Obwohl ich auch sagen musste, dass er in seinem Smoking unwiderstehlich aussah. Der Kontrast der Blässe seiner Haut zu dem mitternachtsschwarzen Stoff war einfach nur überirdisch. An seine Schönheit würde ich mich wohl nie gewöhnen … Vielleicht wollte er mich so rumkriegen, vielleicht war ihm aber auch gar nicht bewusst, wie perfekt er war. Sein bronzefarbenes Haar glänzte in den letzten Schimmern der Sonne und seine goldenen Augen funkelten.
Er passte auf wie ein Raubtier, dass gerade sein Mittagessen fixiert, damit mein Kleid, die Blumen, die er mir zuvor eigenhändig in die hochfrisierten Locken gesteckt hatte, und mein Gehgips keinen Schaden davontrugen. Als ich neben ihm in seinem Volvo platz nahm – Charlie hatte ihn ein Dutzend Male darauf hingewiesen, ja gut auf mich aufzupassen – versuchte ich ein letztes Mal, mich aus dieser Situation zu winden.
„Edward?“, begann ich quengelnd und er hörte meinem Tonfall bereits an, worauf ich hinaus wollte.
„Nichts da, wir gehen zum Ball und werden tanzen.“
Ich seufzte. „Erstens kann ich nicht tanzen …“
„Aber ich“, unterbrach er mich.
Ich sprach unbeirrt weiter. „…, zweitens wäre ich auch nicht dazu im Stande, selbst wenn ich die begabteste Tänzerin ganz Amerikas wäre – hast du die Schiene an meinem Bein nicht gesehen? Oder den Gips, den sie mir um den Fuß gebunden haben? Und drittens werde ich eh hinfallen, denn an meinem anderen Fuß trage ich nicht unbedingt den sichersten Schuh.“
Als ich an mein verletztes Bein dachte, wurde mir übel. Das nervige Pochen und Ziehen wurde sonst von starken Schmerzmitteln überdröhnt, doch heute war ich schon zu viel gelaufen, hatte zu viel Modell gestanden, als das Morphium noch irgendetwas nützen könnte. Edward hatte mir erzählt, James hätte es mir gebrochen, als Alice versucht hatte, mich von ihm zu ziehen. Kurzerhand hätte er mein Bein gepackt und so viel Kraft darauf ausgeübt, dass es laut knackte und ich mir mehrere Knochenbrüche zuzog. Die Heilung würde noch eine ganze Weile in Anspruch nehmen.
„Es kommt immer auf den an, der führt.“ Edward sah mich fachmännisch an und startete den Motor.

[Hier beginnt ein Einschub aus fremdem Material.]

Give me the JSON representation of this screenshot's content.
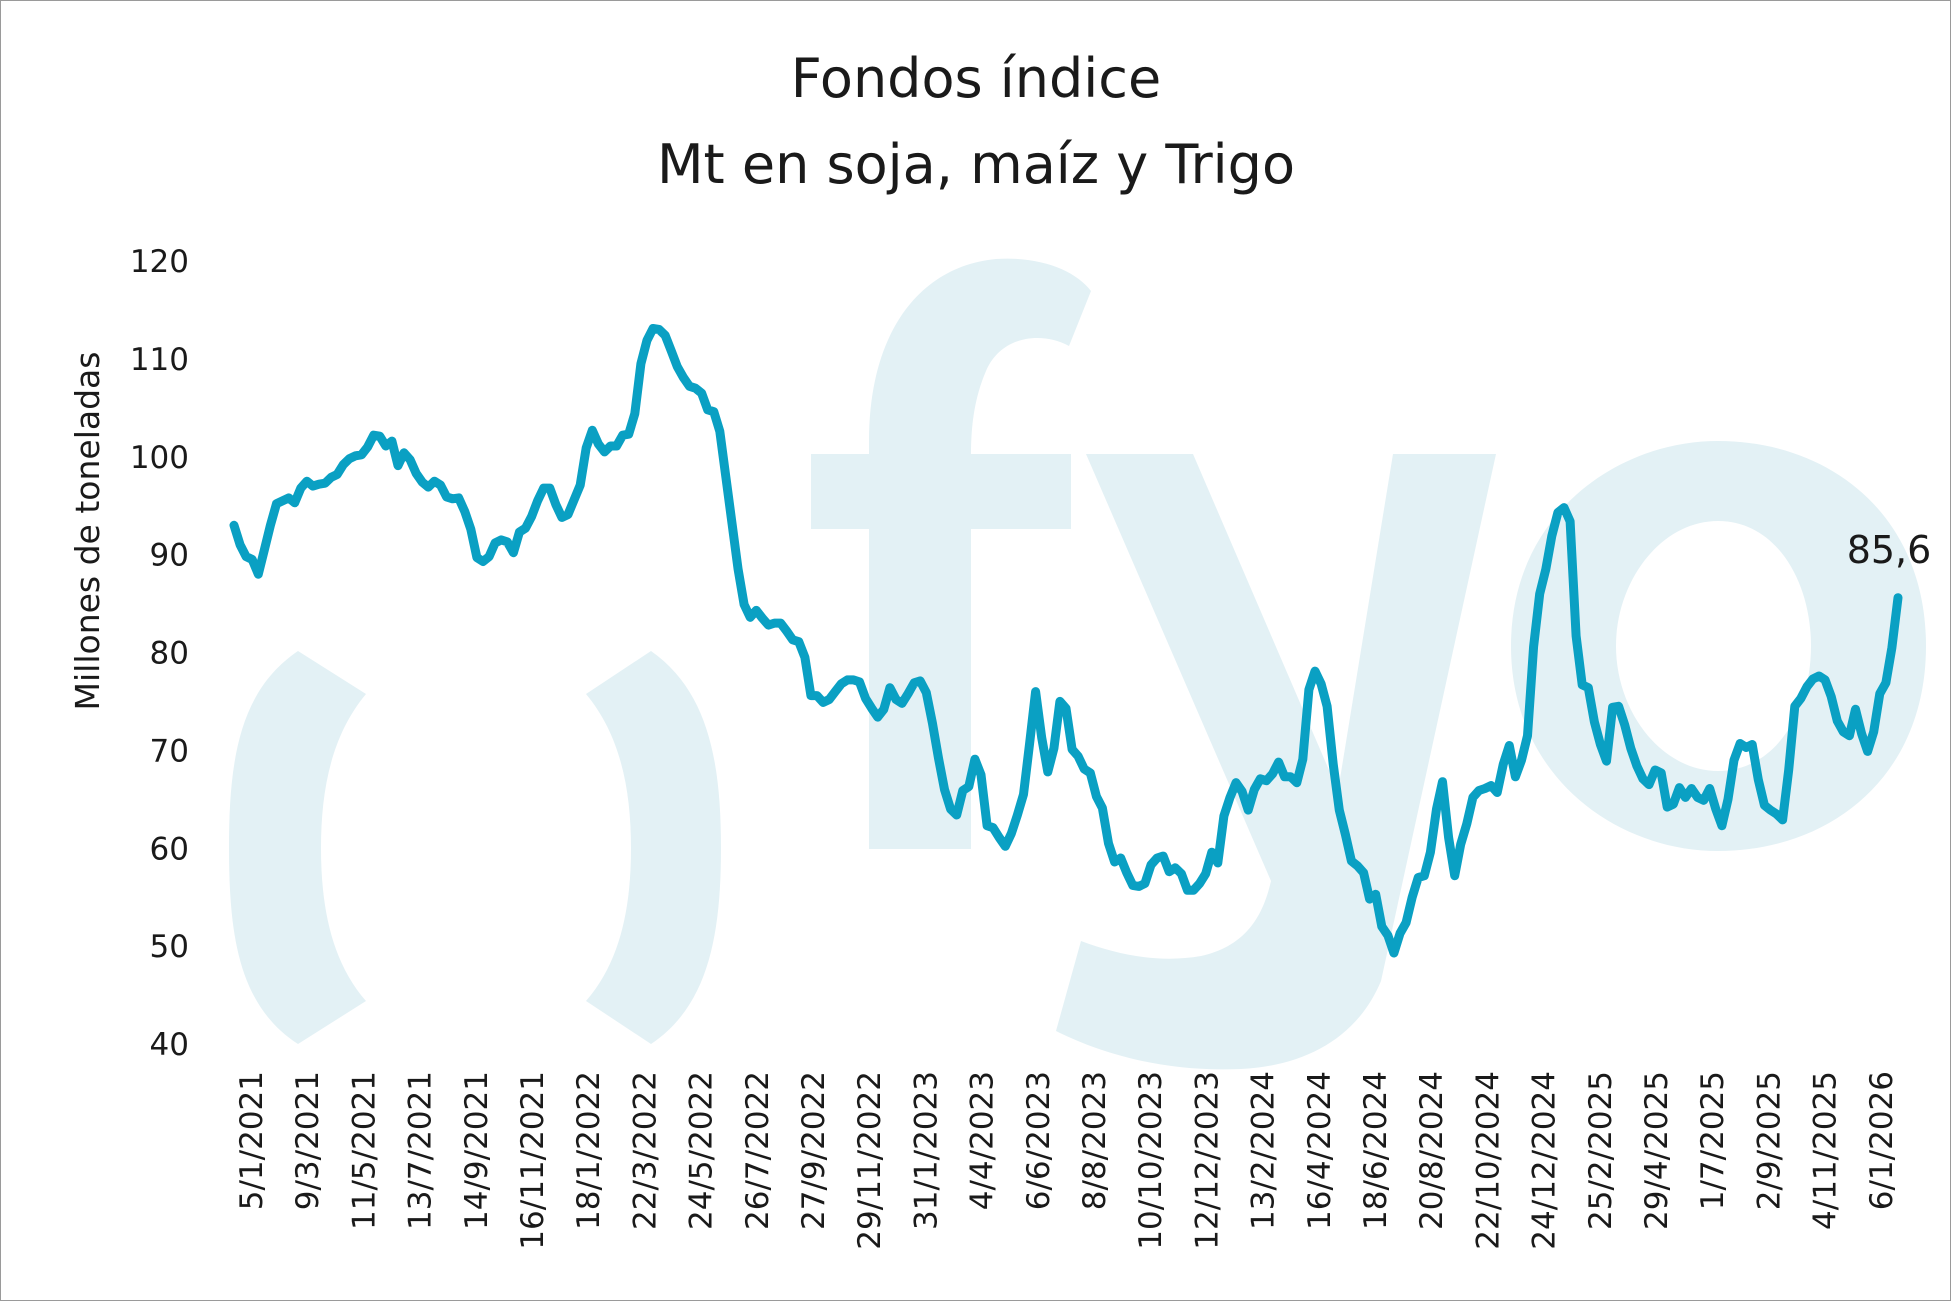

Das wusste ich, doch sagen konnte ich es ihm nicht. Eigentlich liebte ich es, eng an ihn geschmiegt über den Boden zu schreiten, so tollpatschig ich auch sein mochte. Wenn es doch wirklich nur er und ich wären … aber nein, die ganze Schule würde da sein, der innere Spießrutenlauf würde von dem Moment an beginnen, da ich über die Schwelle zur Turnhalle – dem improvisierten Ballsaal von Forks - trat. Wie konnte ich ihm nur weiß machen, ich bräuchte diese lächerliche Veranstaltung nicht besuchen, ohne ihm gleich offenzulegen, dass ich all das Geschehene geträumt habe?
Schwierige Situation. Doch wie ich ihn kannte, war argumentieren eh zwecklos.
Wieder seufzte ich. „Aber wehe, du führst schlecht.“
„Käme mir nie in den Sinn“, versprach er unter einem spöttischen Lächeln.
„Das war mein Ernst.“
„Denkst du, ich scherze?“
Ich sah ihn unschlüssig an. „Nein … glaub nicht.“
„Hör auf zu nörgeln“, bat er, als wir aus der Einfahrt von Charlies Haus fuhren. „Du verdirbst mir die ganze feierliche Stimmung.“
„Juhu, feiern.“ Ich streckte die Hände in die Luft, wobei mein linker Unterarm schmerzte.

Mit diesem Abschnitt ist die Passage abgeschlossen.